100%|█████████████████████████████████████████████████████████████████████████| 30/30 [00:00<00:00, 6716.26it/s]
make buckets
min_bucket_reso and max_bucket_reso are ignored if bucket_no_upscale is set, because bucket reso is defined by image size automatically / bucket_no_upscaleが指定された場合は、bucketの解像度は画像サイズから自動計算されるため、min_bucket_resoとmax_bucket_resoは無視されます
number of images (including repeats) / 各bucketの画像枚数(繰り返し回数を含む)
bucket 0: resolution (512, 512), count: 3000
mean ar error (without repeats): 0.0
prepare accelerator
Traceback (most recent call last):
  File "/home/user/kohya_ss/train_network.py", line 699, in <module>
    train(args)
  File "/home/user/kohya_ss/train_network.py", line 119, in train
    accelerator, unwrap_model = train_util.prepare_accelerator(args)
  File "/home/user/kohya_ss/library/train_util.py", line 2498, in prepare_accelerator
    accelerator = Accelerator(
  File "/home/user/kohya_ss/venv/lib/python3.10/site-packages/accelerate/accelerator.py", line 355, in __init__
    raise ValueError(err.format(mode="fp16", requirement="a GPU"))
ValueError: fp16 mixed precision requires a GPU
Traceback (most recent call last):
  File "/home/user/kohya_ss/venv/bin/accelerate", line 8, in <module>
    sys.exit(main())
  File "/home/user/kohya_ss/venv/lib/python3.10/site-packages/accelerate/commands/accelerate_cli.py", line 45, in main
    args.func(args)
  File "/home/user/kohya_ss/venv/lib/python3.10/site-packages/accelerate/commands/launch.py", line 1104, in launch_command
    simple_launcher(args)
  File "/home/user/kohya_ss/venv/lib/python3.10/site-packages/accelerate/commands/launch.py", line 567, in simple_launcher
    raise subprocess.CalledProcessError(returncode=process.returncode, cmd=cmd)
subprocess.CalledProcessError: Command '['/home/user/kohya_ss/venv/bin/python3', 'train_network.py', '--enable_bucket', '--pretrained_model_name_or_path=/home/user/stable-diffusion-webui/models/Stable-diffusion/realisticVisionV13_v13VAEIncluded.safetensors', '--train_data_dir=/home/user/image', '--resolution=512,512', '--output_dir=/home/user/lora', '--logging_dir=', '--network_alpha=1', '--save_model_as=safetensors', '--network_module=networks.lora', '--text_encoder_lr=5e-5', '--unet_lr=0.0001', '--network_dim=8', '--output_name=test', '--lr_scheduler_num_cycles=1', '--learning_rate=0.0001', '--lr_scheduler=cosine', '--lr_warmup_steps=300', '--train_batch_size=1', '--max_train_steps=3000', '--save_every_n_epochs=1', '--mixed_precision=fp16', '--save_precision=fp16', '--cache_latents', '--optimizer_type=AdamW', '--bucket_reso_steps=64', '--bucket_no_upscale']' returned non-zero exit status 1.

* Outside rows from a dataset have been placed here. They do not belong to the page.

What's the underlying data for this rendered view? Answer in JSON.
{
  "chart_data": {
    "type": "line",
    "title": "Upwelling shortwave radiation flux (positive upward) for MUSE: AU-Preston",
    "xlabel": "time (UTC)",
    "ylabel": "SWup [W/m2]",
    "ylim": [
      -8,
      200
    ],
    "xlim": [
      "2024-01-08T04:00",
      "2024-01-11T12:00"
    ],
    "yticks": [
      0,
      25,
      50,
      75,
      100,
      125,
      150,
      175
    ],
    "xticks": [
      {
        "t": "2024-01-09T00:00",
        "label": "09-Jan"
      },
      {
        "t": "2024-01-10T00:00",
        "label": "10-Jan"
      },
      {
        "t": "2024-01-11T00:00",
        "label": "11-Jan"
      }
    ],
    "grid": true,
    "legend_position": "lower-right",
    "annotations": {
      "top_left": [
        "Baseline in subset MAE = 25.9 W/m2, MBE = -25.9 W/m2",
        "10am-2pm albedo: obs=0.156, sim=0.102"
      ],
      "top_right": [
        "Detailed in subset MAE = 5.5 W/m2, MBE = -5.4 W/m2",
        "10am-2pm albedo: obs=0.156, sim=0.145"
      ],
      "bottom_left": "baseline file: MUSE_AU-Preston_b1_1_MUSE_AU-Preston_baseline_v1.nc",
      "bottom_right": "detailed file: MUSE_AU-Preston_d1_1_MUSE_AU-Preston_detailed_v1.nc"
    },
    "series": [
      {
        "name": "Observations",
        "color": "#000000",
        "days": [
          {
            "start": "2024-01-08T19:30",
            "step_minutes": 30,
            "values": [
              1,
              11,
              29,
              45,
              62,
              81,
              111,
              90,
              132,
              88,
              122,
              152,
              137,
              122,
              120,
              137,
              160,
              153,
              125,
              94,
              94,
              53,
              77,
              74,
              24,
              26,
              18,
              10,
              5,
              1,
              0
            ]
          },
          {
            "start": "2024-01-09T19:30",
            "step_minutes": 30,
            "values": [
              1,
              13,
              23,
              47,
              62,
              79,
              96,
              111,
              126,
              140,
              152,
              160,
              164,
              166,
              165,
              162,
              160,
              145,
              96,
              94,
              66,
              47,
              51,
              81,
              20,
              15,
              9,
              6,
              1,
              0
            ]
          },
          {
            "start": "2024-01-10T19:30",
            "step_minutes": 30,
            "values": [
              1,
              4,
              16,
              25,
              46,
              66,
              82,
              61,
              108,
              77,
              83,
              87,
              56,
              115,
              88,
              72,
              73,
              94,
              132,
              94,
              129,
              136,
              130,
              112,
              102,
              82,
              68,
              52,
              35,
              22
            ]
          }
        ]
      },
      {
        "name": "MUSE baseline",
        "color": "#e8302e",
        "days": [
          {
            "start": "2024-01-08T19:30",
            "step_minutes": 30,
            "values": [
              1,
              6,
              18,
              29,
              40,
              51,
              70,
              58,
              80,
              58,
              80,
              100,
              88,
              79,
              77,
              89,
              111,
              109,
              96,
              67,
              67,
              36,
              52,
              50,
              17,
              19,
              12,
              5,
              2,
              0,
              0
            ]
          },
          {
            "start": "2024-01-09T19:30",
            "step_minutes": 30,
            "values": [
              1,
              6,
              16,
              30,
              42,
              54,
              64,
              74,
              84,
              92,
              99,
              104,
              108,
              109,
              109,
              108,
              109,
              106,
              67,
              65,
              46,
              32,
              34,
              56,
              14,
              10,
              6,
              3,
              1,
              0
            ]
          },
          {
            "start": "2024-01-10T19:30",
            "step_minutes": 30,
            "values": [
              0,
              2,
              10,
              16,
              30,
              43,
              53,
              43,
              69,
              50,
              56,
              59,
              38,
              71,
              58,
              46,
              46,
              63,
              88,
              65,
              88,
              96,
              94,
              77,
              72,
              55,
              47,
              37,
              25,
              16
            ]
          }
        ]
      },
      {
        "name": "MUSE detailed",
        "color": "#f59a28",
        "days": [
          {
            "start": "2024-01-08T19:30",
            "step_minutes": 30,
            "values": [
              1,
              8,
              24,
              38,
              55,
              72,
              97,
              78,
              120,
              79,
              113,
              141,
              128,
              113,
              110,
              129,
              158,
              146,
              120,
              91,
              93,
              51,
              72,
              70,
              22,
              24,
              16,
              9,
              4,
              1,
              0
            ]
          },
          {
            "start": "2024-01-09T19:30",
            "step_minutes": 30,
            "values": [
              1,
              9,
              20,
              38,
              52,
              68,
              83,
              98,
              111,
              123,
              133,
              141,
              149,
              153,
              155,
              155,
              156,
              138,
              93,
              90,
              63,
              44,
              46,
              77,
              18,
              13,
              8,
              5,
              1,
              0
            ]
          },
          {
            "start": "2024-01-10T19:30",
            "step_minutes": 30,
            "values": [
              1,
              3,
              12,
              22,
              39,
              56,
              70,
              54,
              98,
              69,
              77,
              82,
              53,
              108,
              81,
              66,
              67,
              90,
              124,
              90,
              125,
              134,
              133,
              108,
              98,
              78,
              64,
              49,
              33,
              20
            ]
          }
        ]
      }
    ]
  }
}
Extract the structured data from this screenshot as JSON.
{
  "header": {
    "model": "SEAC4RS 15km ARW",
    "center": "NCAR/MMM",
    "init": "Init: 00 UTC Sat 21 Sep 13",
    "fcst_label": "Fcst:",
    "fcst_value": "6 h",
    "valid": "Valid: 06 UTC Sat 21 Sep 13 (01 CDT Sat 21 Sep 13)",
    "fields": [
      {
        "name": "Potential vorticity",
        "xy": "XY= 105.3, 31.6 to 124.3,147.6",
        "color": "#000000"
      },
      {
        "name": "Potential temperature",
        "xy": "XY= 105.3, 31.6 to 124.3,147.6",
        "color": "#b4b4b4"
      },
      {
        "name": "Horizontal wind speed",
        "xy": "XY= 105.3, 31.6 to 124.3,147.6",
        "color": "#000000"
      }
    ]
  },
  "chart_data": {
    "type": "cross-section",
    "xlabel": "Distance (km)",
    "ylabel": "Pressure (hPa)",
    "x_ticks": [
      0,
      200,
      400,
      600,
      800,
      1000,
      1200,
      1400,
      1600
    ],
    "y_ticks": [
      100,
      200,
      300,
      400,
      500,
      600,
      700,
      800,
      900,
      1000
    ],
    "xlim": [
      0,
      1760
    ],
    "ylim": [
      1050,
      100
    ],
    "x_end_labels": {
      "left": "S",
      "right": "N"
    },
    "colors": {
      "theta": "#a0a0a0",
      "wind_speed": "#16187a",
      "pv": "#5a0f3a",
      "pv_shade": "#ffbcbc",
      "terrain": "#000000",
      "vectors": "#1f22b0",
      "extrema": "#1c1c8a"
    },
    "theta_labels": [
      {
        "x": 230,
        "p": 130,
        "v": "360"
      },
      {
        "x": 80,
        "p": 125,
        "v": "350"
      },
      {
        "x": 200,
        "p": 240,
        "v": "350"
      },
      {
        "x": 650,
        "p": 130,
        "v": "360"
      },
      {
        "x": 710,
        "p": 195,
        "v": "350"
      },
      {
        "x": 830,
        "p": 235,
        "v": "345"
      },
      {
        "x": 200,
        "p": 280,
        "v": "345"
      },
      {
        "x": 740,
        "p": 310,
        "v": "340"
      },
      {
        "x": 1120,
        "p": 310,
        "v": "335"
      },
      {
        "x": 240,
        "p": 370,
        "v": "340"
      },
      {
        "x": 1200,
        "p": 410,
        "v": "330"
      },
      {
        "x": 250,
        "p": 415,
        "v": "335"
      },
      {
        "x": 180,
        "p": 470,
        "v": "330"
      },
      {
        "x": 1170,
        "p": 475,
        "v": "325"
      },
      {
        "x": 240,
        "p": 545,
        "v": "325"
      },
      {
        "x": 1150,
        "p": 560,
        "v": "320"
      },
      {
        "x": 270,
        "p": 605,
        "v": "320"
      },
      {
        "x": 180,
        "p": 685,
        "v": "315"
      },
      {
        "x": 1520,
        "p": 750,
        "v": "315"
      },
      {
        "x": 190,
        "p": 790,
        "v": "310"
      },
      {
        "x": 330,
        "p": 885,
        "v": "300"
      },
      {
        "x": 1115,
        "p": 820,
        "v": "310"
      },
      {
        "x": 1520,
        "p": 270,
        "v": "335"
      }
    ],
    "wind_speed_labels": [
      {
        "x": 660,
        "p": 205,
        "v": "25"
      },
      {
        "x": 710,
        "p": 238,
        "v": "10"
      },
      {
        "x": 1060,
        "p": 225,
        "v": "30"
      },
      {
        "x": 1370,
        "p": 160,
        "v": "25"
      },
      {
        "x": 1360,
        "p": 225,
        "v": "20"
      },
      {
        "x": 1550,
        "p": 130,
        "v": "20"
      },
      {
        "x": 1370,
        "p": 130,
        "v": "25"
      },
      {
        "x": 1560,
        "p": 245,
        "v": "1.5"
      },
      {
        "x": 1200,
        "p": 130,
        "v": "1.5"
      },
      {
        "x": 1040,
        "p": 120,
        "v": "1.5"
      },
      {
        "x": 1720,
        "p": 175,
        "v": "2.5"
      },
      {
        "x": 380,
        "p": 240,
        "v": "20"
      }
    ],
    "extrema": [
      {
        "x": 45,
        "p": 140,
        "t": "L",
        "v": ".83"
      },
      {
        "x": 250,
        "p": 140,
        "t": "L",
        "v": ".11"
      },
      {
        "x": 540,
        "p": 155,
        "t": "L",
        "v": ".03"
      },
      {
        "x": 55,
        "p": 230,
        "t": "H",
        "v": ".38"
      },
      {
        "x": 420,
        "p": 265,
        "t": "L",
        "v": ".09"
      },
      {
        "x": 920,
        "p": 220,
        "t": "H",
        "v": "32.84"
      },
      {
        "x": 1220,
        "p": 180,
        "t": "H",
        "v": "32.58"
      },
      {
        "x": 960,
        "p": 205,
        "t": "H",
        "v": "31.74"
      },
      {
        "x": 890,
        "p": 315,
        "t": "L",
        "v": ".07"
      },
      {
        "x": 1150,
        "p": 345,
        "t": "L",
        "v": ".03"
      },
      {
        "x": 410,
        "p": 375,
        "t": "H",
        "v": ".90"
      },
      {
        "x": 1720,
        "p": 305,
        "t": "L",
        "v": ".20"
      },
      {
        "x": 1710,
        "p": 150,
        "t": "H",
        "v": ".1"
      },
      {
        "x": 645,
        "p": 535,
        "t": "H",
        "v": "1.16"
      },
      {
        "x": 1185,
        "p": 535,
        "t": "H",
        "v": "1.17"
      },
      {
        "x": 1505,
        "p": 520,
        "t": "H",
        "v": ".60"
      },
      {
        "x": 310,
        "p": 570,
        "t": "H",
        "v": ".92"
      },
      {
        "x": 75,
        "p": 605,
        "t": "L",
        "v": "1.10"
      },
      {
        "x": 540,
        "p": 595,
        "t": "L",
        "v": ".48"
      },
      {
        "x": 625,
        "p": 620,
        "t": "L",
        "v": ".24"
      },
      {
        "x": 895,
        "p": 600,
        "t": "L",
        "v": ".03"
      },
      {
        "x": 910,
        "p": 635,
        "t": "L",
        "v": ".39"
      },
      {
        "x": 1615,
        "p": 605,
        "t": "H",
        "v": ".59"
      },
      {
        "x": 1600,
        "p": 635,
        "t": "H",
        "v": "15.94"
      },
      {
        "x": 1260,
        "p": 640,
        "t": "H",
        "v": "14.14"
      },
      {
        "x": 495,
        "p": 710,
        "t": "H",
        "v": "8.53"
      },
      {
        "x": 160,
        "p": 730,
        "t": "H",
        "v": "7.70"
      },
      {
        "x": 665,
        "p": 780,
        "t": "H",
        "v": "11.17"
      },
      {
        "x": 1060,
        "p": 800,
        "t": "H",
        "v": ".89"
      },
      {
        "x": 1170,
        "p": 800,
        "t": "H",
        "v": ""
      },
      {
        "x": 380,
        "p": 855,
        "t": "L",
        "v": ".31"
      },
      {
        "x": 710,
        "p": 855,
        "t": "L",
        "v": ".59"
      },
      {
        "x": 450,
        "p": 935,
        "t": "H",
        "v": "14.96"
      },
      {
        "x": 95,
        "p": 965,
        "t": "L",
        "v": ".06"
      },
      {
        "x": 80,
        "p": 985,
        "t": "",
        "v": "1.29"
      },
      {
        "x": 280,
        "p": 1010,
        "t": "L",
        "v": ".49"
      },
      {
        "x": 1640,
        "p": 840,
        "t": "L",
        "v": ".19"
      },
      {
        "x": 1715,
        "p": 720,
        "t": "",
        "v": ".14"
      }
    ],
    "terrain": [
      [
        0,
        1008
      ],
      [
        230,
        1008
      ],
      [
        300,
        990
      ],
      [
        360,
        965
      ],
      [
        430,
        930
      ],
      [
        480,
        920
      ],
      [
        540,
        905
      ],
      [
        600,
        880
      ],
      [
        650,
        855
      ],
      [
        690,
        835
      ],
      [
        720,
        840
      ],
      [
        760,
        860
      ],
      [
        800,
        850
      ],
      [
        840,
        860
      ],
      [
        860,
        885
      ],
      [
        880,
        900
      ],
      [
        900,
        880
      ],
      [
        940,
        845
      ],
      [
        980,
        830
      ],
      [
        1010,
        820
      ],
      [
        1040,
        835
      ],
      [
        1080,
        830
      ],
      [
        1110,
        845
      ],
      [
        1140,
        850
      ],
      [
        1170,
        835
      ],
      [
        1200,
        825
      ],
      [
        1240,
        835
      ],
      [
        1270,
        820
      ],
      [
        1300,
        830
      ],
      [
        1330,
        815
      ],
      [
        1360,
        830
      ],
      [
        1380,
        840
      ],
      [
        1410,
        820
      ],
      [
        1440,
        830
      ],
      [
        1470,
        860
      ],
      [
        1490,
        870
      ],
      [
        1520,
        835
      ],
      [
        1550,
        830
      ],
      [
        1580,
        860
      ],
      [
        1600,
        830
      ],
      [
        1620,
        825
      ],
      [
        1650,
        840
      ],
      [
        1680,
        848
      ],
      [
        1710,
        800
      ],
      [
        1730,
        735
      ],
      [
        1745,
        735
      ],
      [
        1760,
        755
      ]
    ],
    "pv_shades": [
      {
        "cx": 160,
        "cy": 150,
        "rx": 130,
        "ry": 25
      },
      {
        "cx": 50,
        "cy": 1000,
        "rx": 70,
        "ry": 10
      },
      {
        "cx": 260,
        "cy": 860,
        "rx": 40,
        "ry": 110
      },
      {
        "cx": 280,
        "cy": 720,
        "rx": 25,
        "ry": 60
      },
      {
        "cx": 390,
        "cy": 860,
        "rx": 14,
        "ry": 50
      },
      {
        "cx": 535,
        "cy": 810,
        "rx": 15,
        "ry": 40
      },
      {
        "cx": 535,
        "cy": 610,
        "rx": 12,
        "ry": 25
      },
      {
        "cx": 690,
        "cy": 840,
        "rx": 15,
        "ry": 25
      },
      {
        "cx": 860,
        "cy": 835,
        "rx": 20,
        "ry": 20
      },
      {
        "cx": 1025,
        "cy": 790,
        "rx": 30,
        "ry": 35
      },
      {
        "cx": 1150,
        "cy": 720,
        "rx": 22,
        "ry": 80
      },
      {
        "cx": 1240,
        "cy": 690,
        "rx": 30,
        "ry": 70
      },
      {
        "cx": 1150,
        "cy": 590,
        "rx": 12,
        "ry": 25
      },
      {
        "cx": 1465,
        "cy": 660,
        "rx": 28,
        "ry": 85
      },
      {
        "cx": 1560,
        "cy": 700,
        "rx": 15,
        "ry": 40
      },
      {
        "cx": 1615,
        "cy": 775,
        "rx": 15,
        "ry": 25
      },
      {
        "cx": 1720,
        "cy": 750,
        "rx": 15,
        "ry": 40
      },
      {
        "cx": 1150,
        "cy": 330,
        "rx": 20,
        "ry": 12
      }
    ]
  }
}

I see one error says that no GPU is found? But I do have a GPU here and tried to select it.

Please let me know if I can provide any additional information.

bmaltais commented 1 year ago

I suggest you try deleting the kohys_ss folder and re-run the full setup and see if it help. Look like something did not get installed right.